Software engineer Amie DD took the car-shaped key fob that Tesla gives owners to unlock their vehicle, and implanted part of it in her arm, which allows her to open her Tesla with her body rather than a traditional key.
She documented the entire process in a video as well as on the site Hackaday, you can get an excellent look at the step-by-step process there.
Essentially she took the valet card for her Tesla Model 3 and removed the chip from the physical card that allows the car to be unlocked. Then, with the help of a body-modification studio and a gentleman named Pineapple, she was able to implant that card into her forearm.
In order to make it safe, she had the card encased in biopolymer. She told The Verge that the hack works; however, her arm is still swollen where the implant was placed, which makes it so she needs to be very close to the vehicle for it to work.
I’ll record it and post it when I’m home from @defcon next week!! pic.twitter.com/qMo71MSycM
— Amie DD (@amiedoubleD) August 11, 2019
Amie says she’s ordered two more keys and plans to have a Tesla service technician come out to her home and show her how he pairs the keys to her vehicle.

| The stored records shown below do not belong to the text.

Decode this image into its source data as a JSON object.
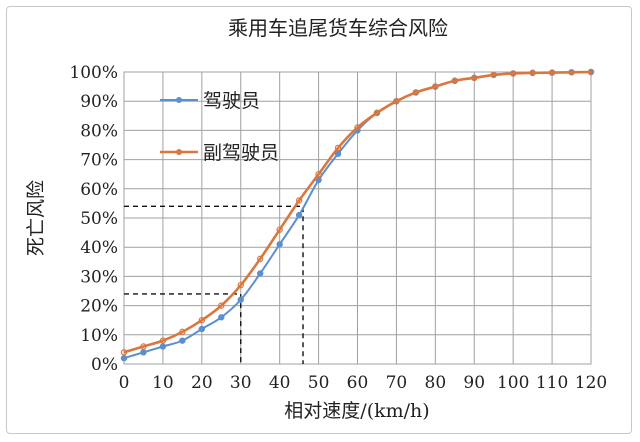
{
  "chart_data": {
    "type": "line",
    "title": "乘用车追尾货车综合风险",
    "xlabel": "相对速度/(km/h)",
    "ylabel": "死亡风险",
    "xlim": [
      0,
      120
    ],
    "ylim": [
      0,
      100
    ],
    "x_ticks": [
      "0",
      "10",
      "20",
      "30",
      "40",
      "50",
      "60",
      "70",
      "80",
      "90",
      "100",
      "110",
      "120"
    ],
    "y_ticks": [
      "0%",
      "10%",
      "20%",
      "30%",
      "40%",
      "50%",
      "60%",
      "70%",
      "80%",
      "90%",
      "100%"
    ],
    "grid": true,
    "legend_position": "top-left",
    "series": [
      {
        "name": "驾驶员",
        "color": "#5b8fd0",
        "x": [
          0,
          5,
          10,
          15,
          20,
          25,
          30,
          35,
          40,
          45,
          50,
          55,
          60,
          65,
          70,
          75,
          80,
          85,
          90,
          95,
          100,
          105,
          110,
          115,
          120
        ],
        "y": [
          2,
          4,
          6,
          8,
          12,
          16,
          22,
          31,
          41,
          51,
          63,
          72,
          80,
          86,
          90,
          93,
          95,
          97,
          98,
          99,
          99.5,
          99.7,
          99.8,
          99.9,
          100
        ]
      },
      {
        "name": "副驾驶员",
        "color": "#d9773f",
        "x": [
          0,
          5,
          10,
          15,
          20,
          25,
          30,
          35,
          40,
          45,
          50,
          55,
          60,
          65,
          70,
          75,
          80,
          85,
          90,
          95,
          100,
          105,
          110,
          115,
          120
        ],
        "y": [
          4,
          6,
          8,
          11,
          15,
          20,
          27,
          36,
          46,
          56,
          65,
          74,
          81,
          86,
          90,
          93,
          95,
          97,
          98,
          99,
          99.5,
          99.7,
          99.8,
          99.9,
          100
        ]
      }
    ],
    "annotations": [
      {
        "type": "dashed-guide",
        "x": 30,
        "y": 24
      },
      {
        "type": "dashed-guide",
        "x": 46,
        "y": 54
      }
    ]
  }
}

Amie’s hack isn’t the only Tesla hack we’ve come across this week. Security researcher Truman Kain debuted his Surveillance Detection Scout at Defcon this year.

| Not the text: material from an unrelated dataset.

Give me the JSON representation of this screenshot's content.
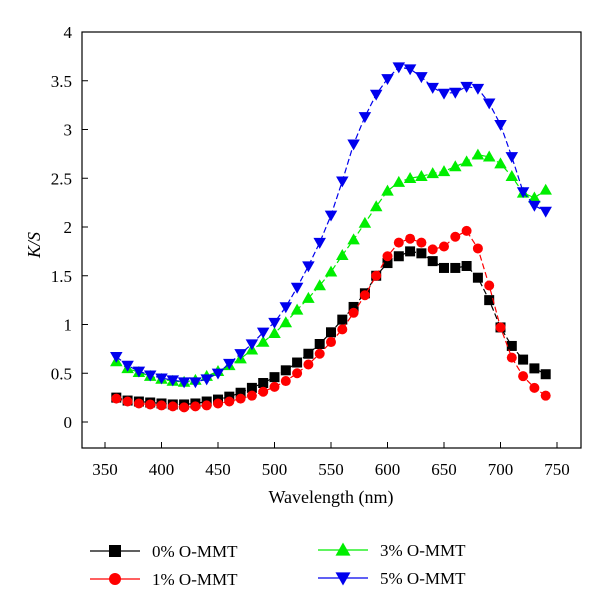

Kain’s hack essentially transforms the Model 3 into a surveillance bot that can spot, track, and store license plates as well as faces that it encounters.
To make it work, he essentially hacked into the dashboard of the Tesla Model S using the USB port on the dashboard and made it so the vehicle’s built-in cameras were being used as a surveillance system rather than to just detect the presence of nearby vehicles.
“It’s meant to be another set of eyes, to help out and tell you it’s seen a license plate following you over multiple days or even multiple turns of a single trip.”
Of course, there’s definitely a risk that the car following you every day might just be a neighbor with a similar work schedule.